Many problems can be associated with the welding of Ferritic stainless steels : Cold cracks caused by Hydrogen, intergranular cracking when no stabilizers like Ti or Nb are used, grain growth causing ductility drop and 475°C embrittlement (spinodal decomposition of alpha ferrite in alpha prime). The topic is vast but I think that next article is a good approach : https://app.aws.org/wj/supplement/WJ_1981_08_s135.pdf
I am looking for a case or research where after welding the cracking has occurred in the base metal and not in Weld Bead or HAZ also called as Type 5 cracking.
Ductility drop, as rightly mentioned by @Jean-Pierre Van Nieuwenhoven , is well documented in 304or 316 SS or SS in particular, but I am interested in T22 and a possibile mechanism and can the same be extrapolated to Ferrtic class.
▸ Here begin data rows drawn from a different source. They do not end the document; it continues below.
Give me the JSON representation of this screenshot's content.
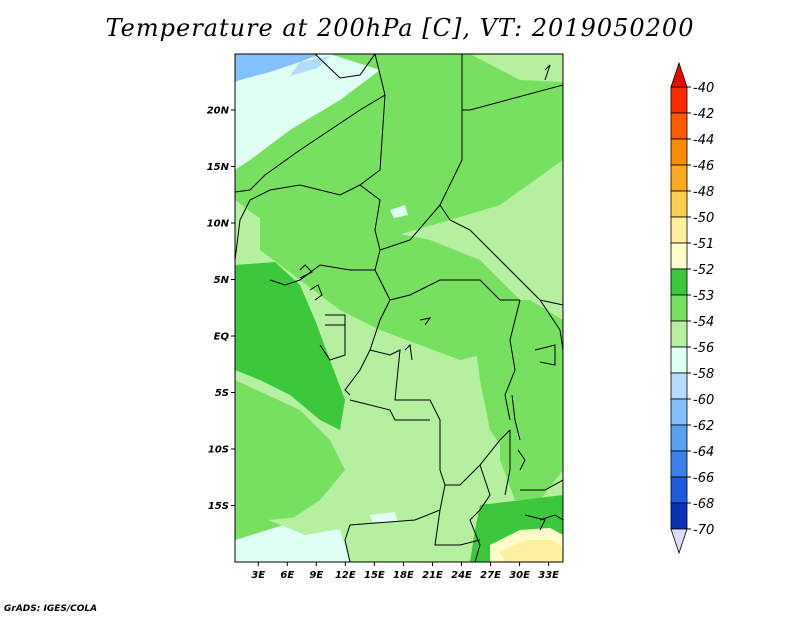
{
  "title": "Temperature at 200hPa [C], VT: 2019050200",
  "credit": "GrADS: IGES/COLA",
  "map": {
    "lat_labels": [
      "20N",
      "15N",
      "10N",
      "5N",
      "EQ",
      "5S",
      "10S",
      "15S"
    ],
    "lat_values": [
      20,
      15,
      10,
      5,
      0,
      -5,
      -10,
      -15
    ],
    "lon_labels": [
      "3E",
      "6E",
      "9E",
      "12E",
      "15E",
      "18E",
      "21E",
      "24E",
      "27E",
      "30E",
      "33E"
    ],
    "lon_values": [
      3,
      6,
      9,
      12,
      15,
      18,
      21,
      24,
      27,
      30,
      33
    ],
    "dominant_fill": "#b4f0a0",
    "warm_pocket_fill": "#fff0a0"
  },
  "colorbar": {
    "labels": [
      "-40",
      "-42",
      "-44",
      "-46",
      "-48",
      "-50",
      "-51",
      "-52",
      "-53",
      "-54",
      "-56",
      "-58",
      "-60",
      "-62",
      "-64",
      "-66",
      "-68",
      "-70"
    ],
    "colors": [
      "#ff2a00",
      "#ff5a00",
      "#ff8c00",
      "#ffaa1e",
      "#ffd050",
      "#fff0a0",
      "#fffccc",
      "#3cc83c",
      "#78e060",
      "#b4f0a0",
      "#e0fff4",
      "#b4dcff",
      "#82c0ff",
      "#5aa0f0",
      "#3c82e6",
      "#1e5adc",
      "#0a32b4",
      "#000a78"
    ],
    "top_arrow_color": "#e01000",
    "bottom_arrow_color": "#dcdcff"
  }
}
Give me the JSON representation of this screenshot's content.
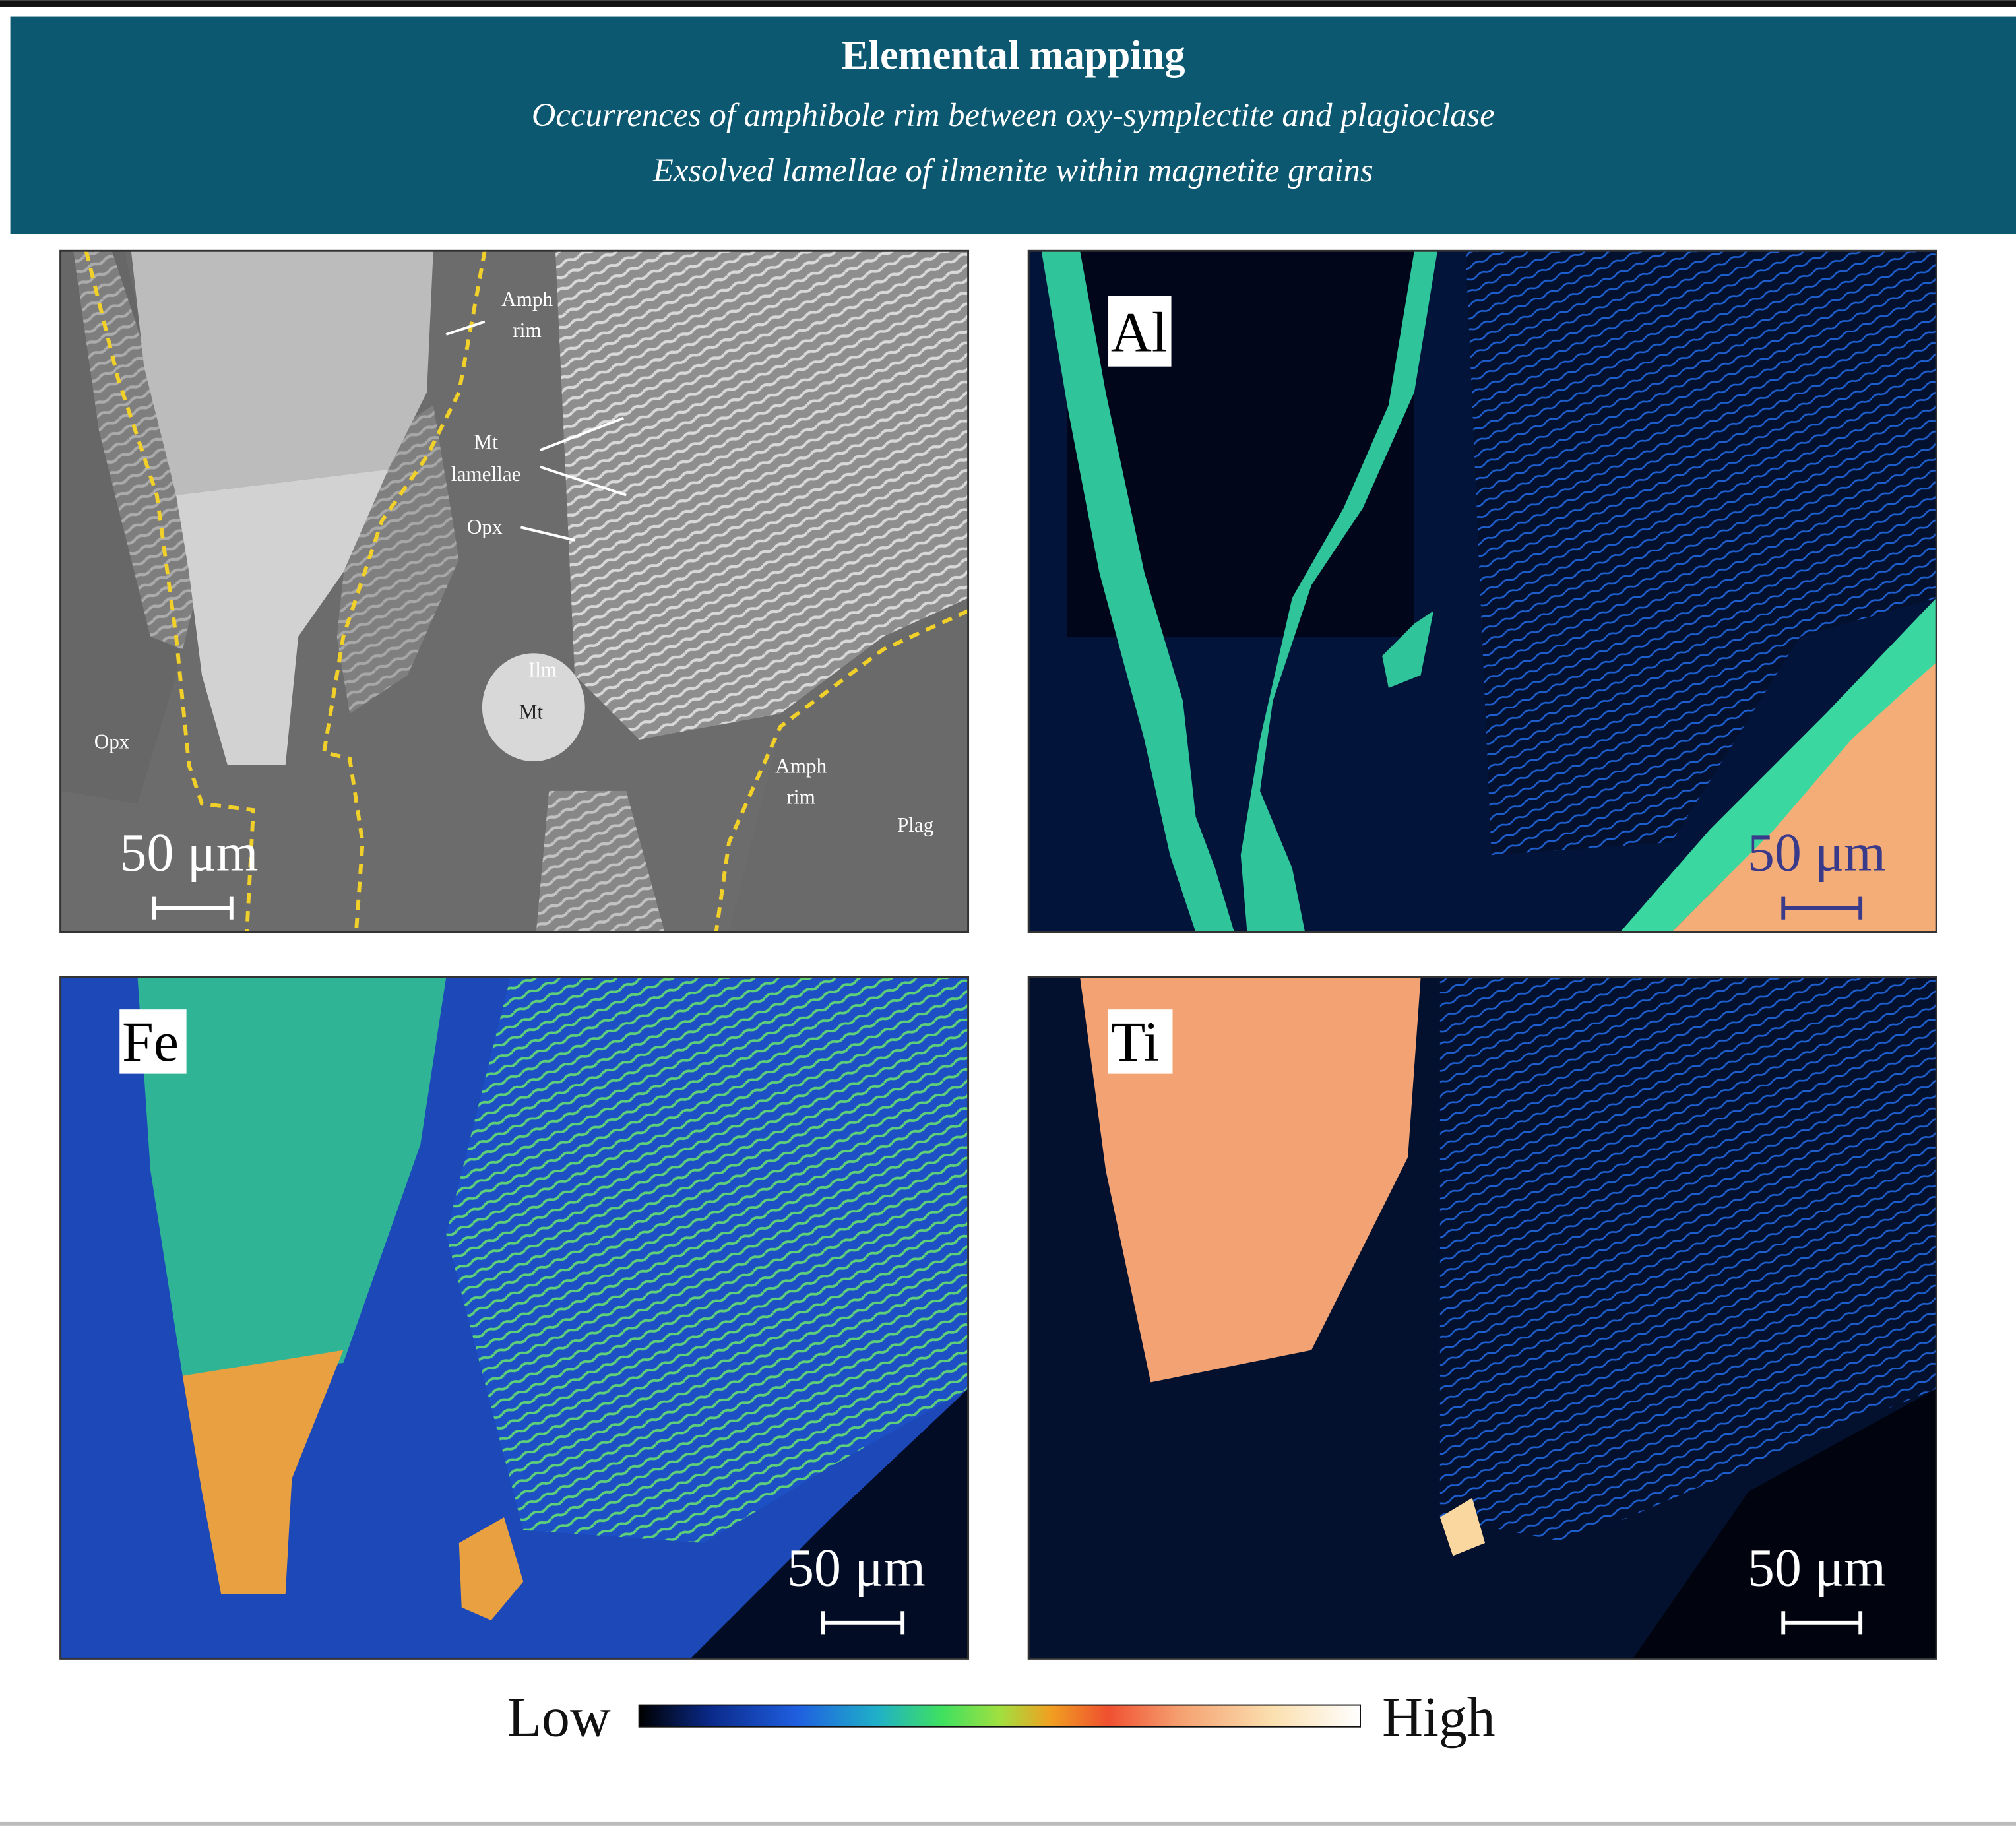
{
  "header": {
    "title": "Elemental mapping",
    "subtitle_lines": [
      "Occurrences of amphibole rim between oxy-symplectite and plagioclase",
      "Exsolved lamellae of ilmenite within magnetite grains"
    ]
  },
  "panels": [
    {
      "annotations": [
        {
          "lines": [
            "Amph",
            "rim"
          ]
        },
        {
          "lines": [
            "Mt",
            "lamellae"
          ]
        },
        {
          "lines": [
            "Opx"
          ]
        },
        {
          "lines": [
            "Ilm"
          ]
        },
        {
          "lines": [
            "Mt"
          ]
        },
        {
          "lines": [
            "Opx"
          ]
        },
        {
          "lines": [
            "Amph",
            "rim"
          ]
        },
        {
          "lines": [
            "Plag"
          ]
        }
      ],
      "scale_bar": "50 μm"
    },
    {
      "label": "Al",
      "scale_bar": "50 μm"
    },
    {
      "label": "Fe",
      "scale_bar": "50 μm"
    },
    {
      "label": "Ti",
      "scale_bar": "50 μm"
    }
  ],
  "colorbar": {
    "low": "Low",
    "high": "High"
  }
}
In the case of a T22 ferritic steel, we are in the domain of creep resisting CrMo steels which are not stainless steel types. In the present case, cracks appearing in the HAZ are more than probably cold cracks. Those cracks are caused by transformation of the original ferritic structure into Martensite inside the HAZ. In the presence of diffusible monoatomic Hydrogen and residual stresses, cracks may appear in this HAZ. As the development of cracks depend essentially to the simultaneous existence of these 3 conditions, it is possible to eliminate 1 of these 3 conditions to avoid the cracking occurence. Most of the time, a redrying of the welding consumables (in case of stick electrodes or submerged arc flux) and the use of a preheat (say 150°-200°C) of components to be welded followed by a slow cooling after weld completion are sufficient precautions to get a joint without crack in the HAZ.
They may be just stress cracks from poor fit-up and not allowing cooling strains to be relaxed. Does the weld over, equal or under match the base material and what is the weld configuration - PJP or CJP?
Jean-Pierre Van Nieuwenhoven Thank you for the answer. What we were dealing with was a failure analysis.
The Tube had a fin attachment and there was a HAZ region but some 100-200 microns away in the base metal region there was a large crack, circumferential crack, which grew inwards and led to puncture. The crack appeared to have a thick oxide scale also which we believe was due to service condition.
But somehow, I do not believe that. There is cracking in weld samples wherein after welding base metal cracks (I think it is Type 5 or 6 cracking), possibly due to ductility loss as that in SS, but I had trouble finding research articles and experiences that show the same in Ferritic Steels.
It is intriguing why ductility loss occurs in one class of material and not in another, which is a very bad question to ask. So I am trying to learn more about it.
Cracking in ferritic stainless steel after welding can occur due to several reasons such as hydrogen cracking, solidification cracking, and reheat cracking. The cracking can be prevented by controlling the heat input during welding, preheating the base metal, and using low-hydrogen welding consumables.
If the ferritic SS weld set-up is a tight fitting before welding then after the weld is made and solidifies it must contract and if there is no ability to yield then base material combined principle stress will reach UTS and fracture with limited plastic deformation.